Rose Keating’s weekly column as published in the Waterford News & Star’s Well! magazine
I’M currently sitting at my laptop, a half empty, rapidly cooling cup of coffee at my side. Yes reader, I’ve finally accepted coffee into my life. It still tastes disgusting, but I’m old and weary and need the caffeine in my life. My tired body will not persevere without it; I must adapt to survive.
Right now, I’m feeling particularly tired, in the most bone deep sense of the word. I have two webpages open on my laptop screen; one has the definition for the word ‘confident’, the other has the definition for the word ‘arrogant’.
I’m trying to process the difference. Who gets to decide where the distinction lies?
Confidence is defined as “feeling or showing confidence in oneself or one’s abilities or qualities.” Arrogance is defined as “having or revealing an exaggerated sense of one’s own importance or abilities.”
So if we want to break that down a little; confidence is knowing your worth, arrogance is thinking you are worthier than you. Confidence is knowing how good are, arrogance is thinking you’re better than you are.
I open up a different tab; there is a tweet open in this tab. There is a picture of a woman in this tweet; face lifted upwards, jaw strong, shoulders back, head held high. She looks outward, face open. She looks certain. She looks strong. She looks unafraid.
This picture is captioned “We don’t dislike Megan Rapinoe because she’s gay we dislike her because she’s an arrogant wanker end of debate.”
Yeah, time for another cup of coffee. The caffeine is necessary right now.
Let’s open up another tab and take a look at Megan Rapinoe.
Rapinoe is a professional soccer player, playing for and captaining Reign FC in the National Women’s Soccer League.
She is a member of the United States national soccer team, helping them win the 2015 FIFA Women’s World Cup and taking home gold at the 2012 London Olympics.
In 2011 she was awarded the ESPY Award for Best Play of the Year. She is the first player, male or female, to score a score directly from a corner at the Olympic Games.
I mean, if I was her, I’d be feeling pretty confident in my athletic skills too. Rapinoe is, objectively, very good at what she does. She is highly skilled in her abilities. This is less an opinion, and more a statement of fact.
That photo of Rapinoe is stunning because her confidence shines through. Sunlight bright, strong, uncompromising.
I would almost use the word unapologetic, but unapologetic seems like a stupid word to even use, because why should any human have to apologise for being aware of their own skills? Their own worth? Why should Rapinoe apologise for knowing that she is good at the thing that she does?
Arrogance is thinking you are better at something that you really are; how can Rapinoe be arrogant when she really is just that good?
I’m not a sports person. I only know the biggies. The celebs. The ones that pop up all over my Facebook feed, that litter my Twitter timeline. One such sports celeb is more than the a little obvious; how can we talk about arrogance in sport without mentioning Conor McGregor?

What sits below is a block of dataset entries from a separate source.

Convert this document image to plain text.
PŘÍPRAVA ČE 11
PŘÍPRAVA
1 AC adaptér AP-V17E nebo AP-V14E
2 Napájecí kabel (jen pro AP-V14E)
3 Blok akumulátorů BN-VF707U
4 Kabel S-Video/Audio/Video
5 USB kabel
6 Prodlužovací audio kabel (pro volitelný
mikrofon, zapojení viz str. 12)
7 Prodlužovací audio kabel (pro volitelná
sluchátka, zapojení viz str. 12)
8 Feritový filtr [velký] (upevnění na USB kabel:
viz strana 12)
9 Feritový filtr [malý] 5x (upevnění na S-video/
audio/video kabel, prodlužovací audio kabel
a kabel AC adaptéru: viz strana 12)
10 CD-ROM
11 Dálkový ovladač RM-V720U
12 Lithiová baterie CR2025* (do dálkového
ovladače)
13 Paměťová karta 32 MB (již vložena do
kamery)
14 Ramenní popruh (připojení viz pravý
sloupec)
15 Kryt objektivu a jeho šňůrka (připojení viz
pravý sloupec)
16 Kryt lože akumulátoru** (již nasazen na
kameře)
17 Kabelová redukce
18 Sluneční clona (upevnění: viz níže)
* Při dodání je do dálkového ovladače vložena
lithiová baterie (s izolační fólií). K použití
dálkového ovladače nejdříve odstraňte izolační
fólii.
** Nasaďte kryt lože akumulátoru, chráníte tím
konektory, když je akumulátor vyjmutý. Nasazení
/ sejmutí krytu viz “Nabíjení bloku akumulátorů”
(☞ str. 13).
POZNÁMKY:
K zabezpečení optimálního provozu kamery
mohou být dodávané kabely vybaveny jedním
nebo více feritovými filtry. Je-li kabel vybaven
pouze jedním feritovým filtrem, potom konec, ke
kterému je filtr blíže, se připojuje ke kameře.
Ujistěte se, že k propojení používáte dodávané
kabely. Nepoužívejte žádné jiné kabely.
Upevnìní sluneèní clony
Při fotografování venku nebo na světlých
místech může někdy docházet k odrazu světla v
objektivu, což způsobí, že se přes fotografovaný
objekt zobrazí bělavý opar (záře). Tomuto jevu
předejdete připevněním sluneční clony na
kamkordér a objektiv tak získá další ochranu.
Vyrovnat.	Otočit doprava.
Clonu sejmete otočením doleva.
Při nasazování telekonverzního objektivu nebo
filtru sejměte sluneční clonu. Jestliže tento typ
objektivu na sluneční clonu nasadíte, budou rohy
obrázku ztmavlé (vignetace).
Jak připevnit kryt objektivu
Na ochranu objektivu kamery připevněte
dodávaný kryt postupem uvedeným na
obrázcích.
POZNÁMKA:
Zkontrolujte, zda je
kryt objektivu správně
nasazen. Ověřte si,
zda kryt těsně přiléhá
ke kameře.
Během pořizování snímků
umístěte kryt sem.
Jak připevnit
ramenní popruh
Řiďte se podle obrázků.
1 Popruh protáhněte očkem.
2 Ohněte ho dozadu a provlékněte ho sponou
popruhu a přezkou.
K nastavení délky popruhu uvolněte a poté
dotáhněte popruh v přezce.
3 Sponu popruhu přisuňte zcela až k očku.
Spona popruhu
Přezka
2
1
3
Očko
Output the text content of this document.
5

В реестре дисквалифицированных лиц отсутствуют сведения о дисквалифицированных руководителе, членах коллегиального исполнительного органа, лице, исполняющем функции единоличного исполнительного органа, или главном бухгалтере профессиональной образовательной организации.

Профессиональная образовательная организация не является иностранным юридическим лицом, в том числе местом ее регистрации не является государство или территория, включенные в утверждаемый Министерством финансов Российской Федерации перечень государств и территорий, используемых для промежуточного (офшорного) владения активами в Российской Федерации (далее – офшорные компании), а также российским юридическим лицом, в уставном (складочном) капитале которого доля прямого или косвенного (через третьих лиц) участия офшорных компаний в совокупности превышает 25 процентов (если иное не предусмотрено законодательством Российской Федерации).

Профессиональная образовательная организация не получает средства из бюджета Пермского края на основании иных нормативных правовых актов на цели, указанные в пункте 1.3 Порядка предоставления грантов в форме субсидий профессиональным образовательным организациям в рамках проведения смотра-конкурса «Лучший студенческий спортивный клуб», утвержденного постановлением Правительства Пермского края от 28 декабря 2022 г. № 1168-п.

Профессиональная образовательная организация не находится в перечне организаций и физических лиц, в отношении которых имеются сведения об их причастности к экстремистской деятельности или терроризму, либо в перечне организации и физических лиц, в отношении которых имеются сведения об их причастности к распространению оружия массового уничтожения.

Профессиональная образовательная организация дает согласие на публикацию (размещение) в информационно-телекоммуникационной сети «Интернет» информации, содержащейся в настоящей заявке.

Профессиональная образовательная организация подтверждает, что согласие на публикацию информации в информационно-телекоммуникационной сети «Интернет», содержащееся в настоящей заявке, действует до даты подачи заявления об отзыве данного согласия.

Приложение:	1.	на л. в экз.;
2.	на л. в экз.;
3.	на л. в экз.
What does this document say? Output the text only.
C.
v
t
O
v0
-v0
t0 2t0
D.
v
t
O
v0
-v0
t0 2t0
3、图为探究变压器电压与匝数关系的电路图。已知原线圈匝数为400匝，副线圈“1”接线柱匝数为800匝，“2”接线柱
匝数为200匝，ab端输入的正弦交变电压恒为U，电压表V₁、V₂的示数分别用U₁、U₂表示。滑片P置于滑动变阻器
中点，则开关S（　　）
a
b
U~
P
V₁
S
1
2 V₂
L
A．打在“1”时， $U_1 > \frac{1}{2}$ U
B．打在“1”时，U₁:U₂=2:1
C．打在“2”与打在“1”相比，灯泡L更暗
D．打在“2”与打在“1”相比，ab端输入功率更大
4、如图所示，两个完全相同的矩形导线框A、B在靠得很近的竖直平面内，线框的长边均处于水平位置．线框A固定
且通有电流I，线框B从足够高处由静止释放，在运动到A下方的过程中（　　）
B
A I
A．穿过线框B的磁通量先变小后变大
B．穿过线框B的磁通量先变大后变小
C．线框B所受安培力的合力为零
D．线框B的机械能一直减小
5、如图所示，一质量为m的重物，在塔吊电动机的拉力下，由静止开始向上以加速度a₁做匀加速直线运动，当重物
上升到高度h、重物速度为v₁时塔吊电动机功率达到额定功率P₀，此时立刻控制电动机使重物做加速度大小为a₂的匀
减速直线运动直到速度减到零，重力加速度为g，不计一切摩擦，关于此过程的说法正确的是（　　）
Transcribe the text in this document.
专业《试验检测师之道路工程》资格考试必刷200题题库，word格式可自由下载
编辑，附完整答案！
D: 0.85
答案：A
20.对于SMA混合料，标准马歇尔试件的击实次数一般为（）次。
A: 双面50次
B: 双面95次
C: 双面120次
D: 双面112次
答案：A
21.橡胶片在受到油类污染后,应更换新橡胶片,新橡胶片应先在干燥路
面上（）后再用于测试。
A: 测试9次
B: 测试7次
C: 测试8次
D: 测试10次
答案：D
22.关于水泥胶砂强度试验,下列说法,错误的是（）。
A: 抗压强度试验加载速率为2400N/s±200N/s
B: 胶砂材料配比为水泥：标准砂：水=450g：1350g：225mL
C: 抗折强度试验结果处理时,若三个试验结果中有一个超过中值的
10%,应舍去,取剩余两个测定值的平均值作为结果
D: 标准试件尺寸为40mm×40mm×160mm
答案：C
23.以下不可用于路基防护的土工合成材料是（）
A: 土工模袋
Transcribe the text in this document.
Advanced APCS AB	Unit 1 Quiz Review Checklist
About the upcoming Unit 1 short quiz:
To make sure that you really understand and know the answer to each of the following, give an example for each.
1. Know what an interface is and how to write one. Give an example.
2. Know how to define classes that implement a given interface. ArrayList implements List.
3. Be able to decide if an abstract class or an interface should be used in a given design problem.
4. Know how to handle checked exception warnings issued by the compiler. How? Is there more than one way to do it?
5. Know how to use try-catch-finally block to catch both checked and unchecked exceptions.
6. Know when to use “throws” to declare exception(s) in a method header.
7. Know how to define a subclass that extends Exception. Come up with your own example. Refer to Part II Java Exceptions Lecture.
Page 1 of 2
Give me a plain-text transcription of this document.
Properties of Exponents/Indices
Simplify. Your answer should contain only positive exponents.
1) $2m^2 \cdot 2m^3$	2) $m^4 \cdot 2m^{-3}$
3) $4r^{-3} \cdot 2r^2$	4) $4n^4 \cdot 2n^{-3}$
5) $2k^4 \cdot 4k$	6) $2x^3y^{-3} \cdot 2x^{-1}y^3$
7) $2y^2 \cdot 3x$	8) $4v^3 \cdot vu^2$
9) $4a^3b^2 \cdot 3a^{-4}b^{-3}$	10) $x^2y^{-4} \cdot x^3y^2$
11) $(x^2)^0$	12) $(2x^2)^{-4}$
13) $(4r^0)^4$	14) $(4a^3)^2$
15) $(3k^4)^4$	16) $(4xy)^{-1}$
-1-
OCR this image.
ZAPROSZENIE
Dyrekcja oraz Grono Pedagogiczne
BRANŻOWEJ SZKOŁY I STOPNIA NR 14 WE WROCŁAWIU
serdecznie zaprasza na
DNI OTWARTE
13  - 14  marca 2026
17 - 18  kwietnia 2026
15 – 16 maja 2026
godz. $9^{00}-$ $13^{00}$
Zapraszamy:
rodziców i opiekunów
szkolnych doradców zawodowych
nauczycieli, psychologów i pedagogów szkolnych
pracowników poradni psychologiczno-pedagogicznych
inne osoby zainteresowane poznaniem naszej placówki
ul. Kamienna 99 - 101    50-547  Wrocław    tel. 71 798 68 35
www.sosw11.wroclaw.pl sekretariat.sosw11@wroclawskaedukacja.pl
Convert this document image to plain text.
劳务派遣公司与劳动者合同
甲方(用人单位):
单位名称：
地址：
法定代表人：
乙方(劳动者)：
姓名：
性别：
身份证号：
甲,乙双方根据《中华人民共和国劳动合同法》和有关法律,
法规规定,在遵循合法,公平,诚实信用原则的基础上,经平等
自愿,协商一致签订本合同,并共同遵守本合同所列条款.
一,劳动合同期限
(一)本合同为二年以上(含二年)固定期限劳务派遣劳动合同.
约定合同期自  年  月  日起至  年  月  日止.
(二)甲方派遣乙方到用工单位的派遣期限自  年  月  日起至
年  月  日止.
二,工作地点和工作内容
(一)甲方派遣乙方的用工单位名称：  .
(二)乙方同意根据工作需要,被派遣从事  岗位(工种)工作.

McGregor sits on the line between famous and infamous. He’s revered, adored, borderline worshipped on an international scale. During my time in Groningen, I lost count of the amount of times that Dutch men, on finding out I was Irish, would beam and exclaim: “AH! Conor McGregor!”
The enthusiasm was endearing at first but lost its appeal by January.
I don’t know that much about McGregor. I know he’s made racist comments, said some really hateful stuff and is reportedly under investigation for sexual assault. As a result, he’s not someone I enjoy learning more about.
I also know that he is skilled at what he does. McGregor is a good athlete. McGregor is the former Ultimate Fighting Champion, in both the featherweight and lightweight category. I can’t disagree with the fact that McGregor is undeniably very good at the thing he does.
McGregor, I am certain, would also not deny that he is good at what he does. McGregor is very, very aware of how good he is.
His confidence in his own abilities is partly what has brought him such acclaim; his confidence, his bravado, is a large part of his appeal to his audience. Confidence is alluring, self-assuredness is attractive; McGregor embraces that and uses it to his advantage.
He wears his confidence with bluster and swagger, knowing this self-belief will only further him-as he himself puts it: “I believe in myself so much that nothing is going to stop me.”
McGregor is good at what he does and he knows this. Rapinoe is good at what she does and she knows this.
Why is it that when a man knows he is good at something, we call it confidence, but when a woman knows she is good at something, we call it arrogance?